Mitarbeitervorschuesse und Abrechnung
Mitarbeitervorschuesse sind manchmal sinnvoll, werden aber schnell unklar, wenn Abrechnung und Nachweise nicht zeitnah folgen. Fuer kleine Unternehmen in Oesterreich braucht es dafuer eine einfache, aber feste Routine.
Was vorhanden sein sollte
- Vorschuesse werden vor Auszahlung freigegeben
- fuer die Abrechnung gibt es eine klare Frist
- Belege werden direkt dem Vorschuss zugeordnet
- offene Restsalden werden regelmaessig verfolgt
Wo Fehler entstehen
| Bereich | Typisches Problem |
|---|---|
| Nachweis | der Vorschuss bleibt ohne Beleg oder Erklaerung |
| Saldo | offene Vorschuesse bleiben zu lange stehen |
| Abrechnung | Vorschuss und normale Auslagen werden vermischt |
Ein praktikabler Ablauf
- Fuehre Vorschuesse mit derselben Disziplin wie Spesen und Mitarbeiterauslagen in der Buchhaltung , aber klar getrennt von laufenden Auslagen.
- Verlange Belege nach derselben Logik wie in Belege in der Buchhaltung richtig organisieren .
- Beobachte offene Vorschuesse zusammen mit Liquiditaet fuer kleine Unternehmen , damit sie nicht unsichtbar in der Liquiditaet wirken.

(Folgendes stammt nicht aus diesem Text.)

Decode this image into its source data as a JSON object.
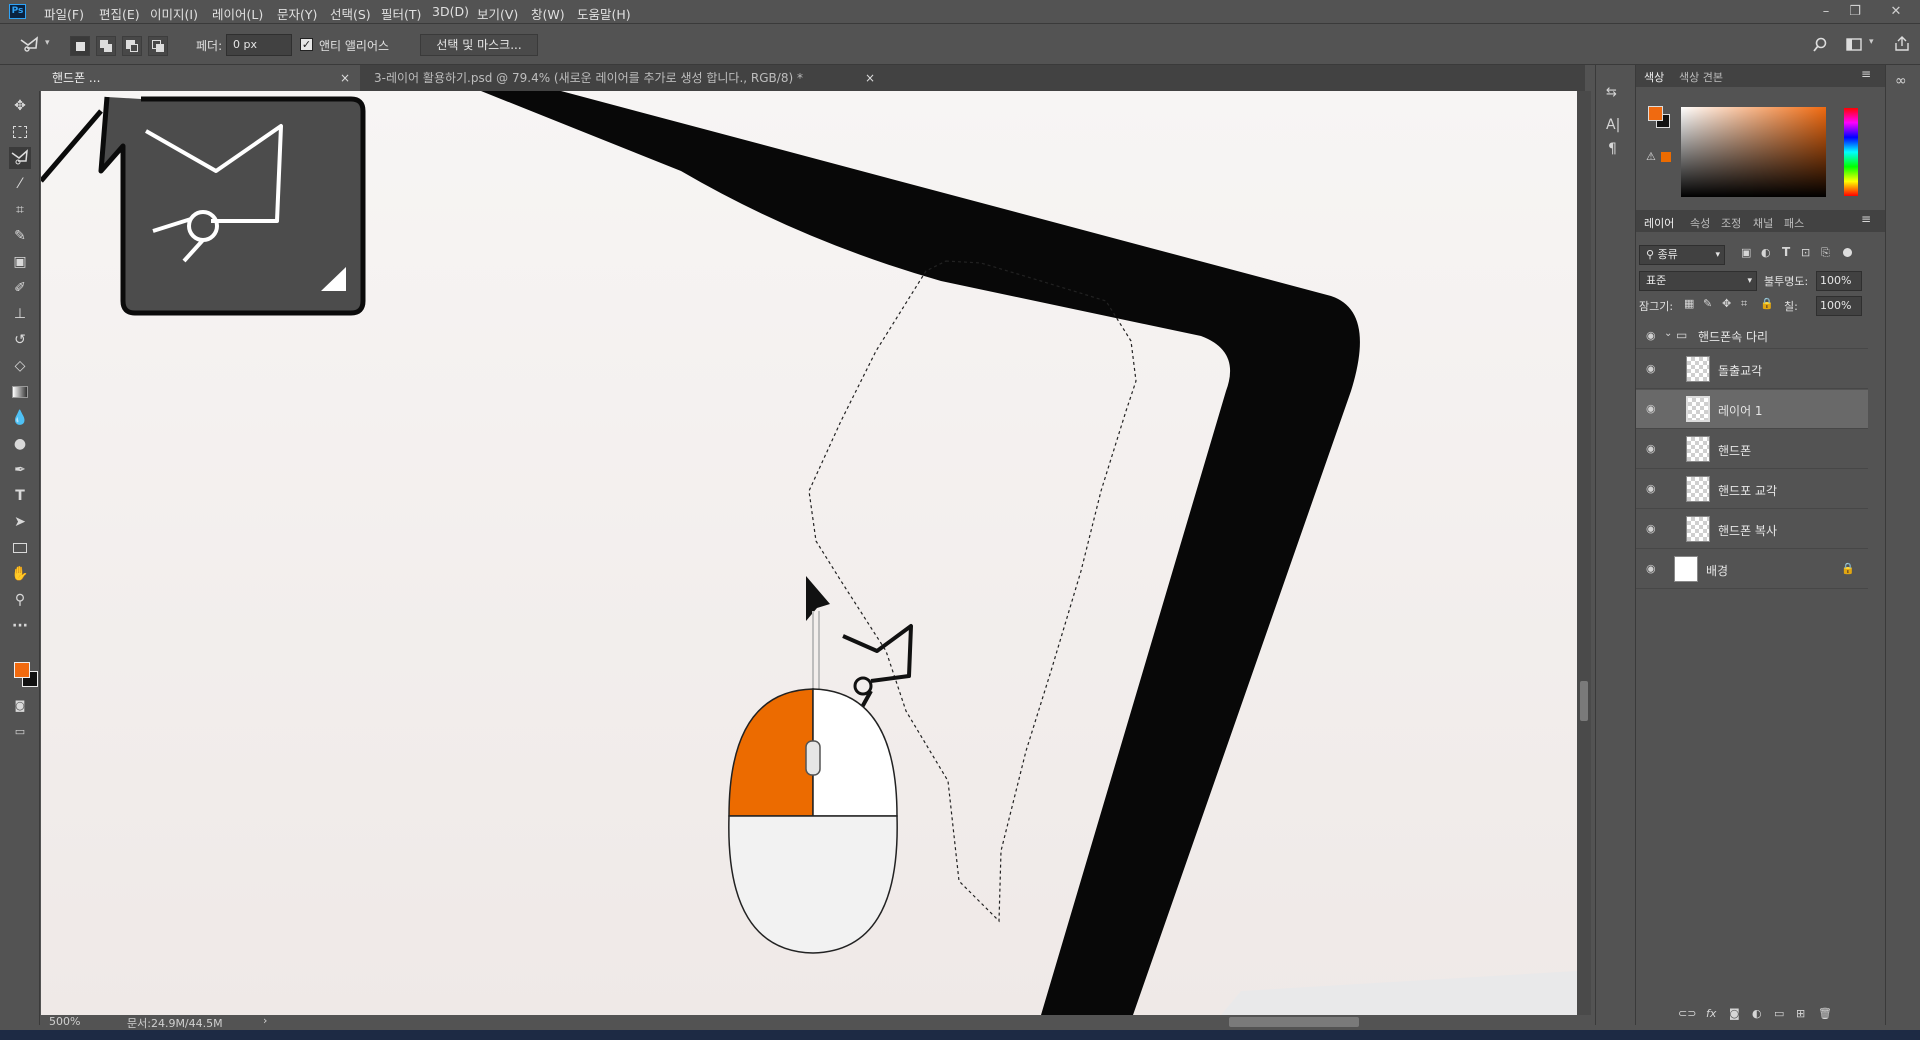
{
  "app": {
    "logo": "Ps"
  },
  "menu": [
    "파일(F)",
    "편집(E)",
    "이미지(I)",
    "레이어(L)",
    "문자(Y)",
    "선택(S)",
    "필터(T)",
    "3D(D)",
    "보기(V)",
    "창(W)",
    "도움말(H)"
  ],
  "window_controls": {
    "minimize": "–",
    "restore": "❐",
    "close": "✕"
  },
  "options": {
    "feather_label": "페더:",
    "feather_value": "0 px",
    "antialias_label": "앤티 앨리어스",
    "antialias_checked": true,
    "select_mask_button": "선택 및 마스크..."
  },
  "tabs": [
    {
      "label": "핸드폰 ...",
      "active": true
    },
    {
      "label": "3-레이어 활용하기.psd @ 79.4% (새로운  레이어를 추가로 생성 합니다., RGB/8) *",
      "active": false
    }
  ],
  "status": {
    "zoom": "500%",
    "doc": "문서:24.9M/44.5M"
  },
  "colors": {
    "foreground": "#f06a10",
    "background": "#111111",
    "accent": "#ec6b00"
  },
  "color_panel": {
    "tabs": [
      "색상",
      "색상 견본"
    ]
  },
  "layers_panel": {
    "tabs": [
      "레이어",
      "속성",
      "조정",
      "채널",
      "패스"
    ],
    "filter_label": "종류",
    "blend_mode": "표준",
    "opacity_label": "불투명도:",
    "opacity_value": "100%",
    "lock_label": "잠그기:",
    "fill_label": "칠:",
    "fill_value": "100%",
    "group_name": "핸드폰속 다리",
    "layers": [
      {
        "name": "돌출교각",
        "selected": false,
        "in_group": true
      },
      {
        "name": "레이어 1",
        "selected": true,
        "in_group": true
      },
      {
        "name": "핸드폰",
        "selected": false,
        "in_group": true
      },
      {
        "name": "핸드포 교각",
        "selected": false,
        "in_group": true
      },
      {
        "name": "핸드폰 복사",
        "selected": false,
        "in_group": true
      },
      {
        "name": "배경",
        "selected": false,
        "in_group": false,
        "locked": true
      }
    ]
  },
  "tools": [
    "move-icon",
    "marquee-icon",
    "polygonal-lasso-icon",
    "magic-wand-icon",
    "crop-icon",
    "eyedropper-icon",
    "healing-icon",
    "brush-icon",
    "stamp-icon",
    "history-brush-icon",
    "eraser-icon",
    "gradient-icon",
    "blur-icon",
    "dodge-icon",
    "pen-icon",
    "type-icon",
    "path-select-icon",
    "rectangle-icon",
    "hand-icon",
    "zoom-icon",
    "more-icon"
  ]
}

- Wenn nur kleine Restbetraege uebrig bleiben, ordne sie sauber ueber Kleine Restsalden ausbuchen ein.
Kurz gesagt
Vorschuesse bleiben nur dann unproblematisch, wenn sie schnell von der Auszahlung bis zur Abrechnung begleitet werden. So entstehen keine alten offenen Mitarbeitersalden.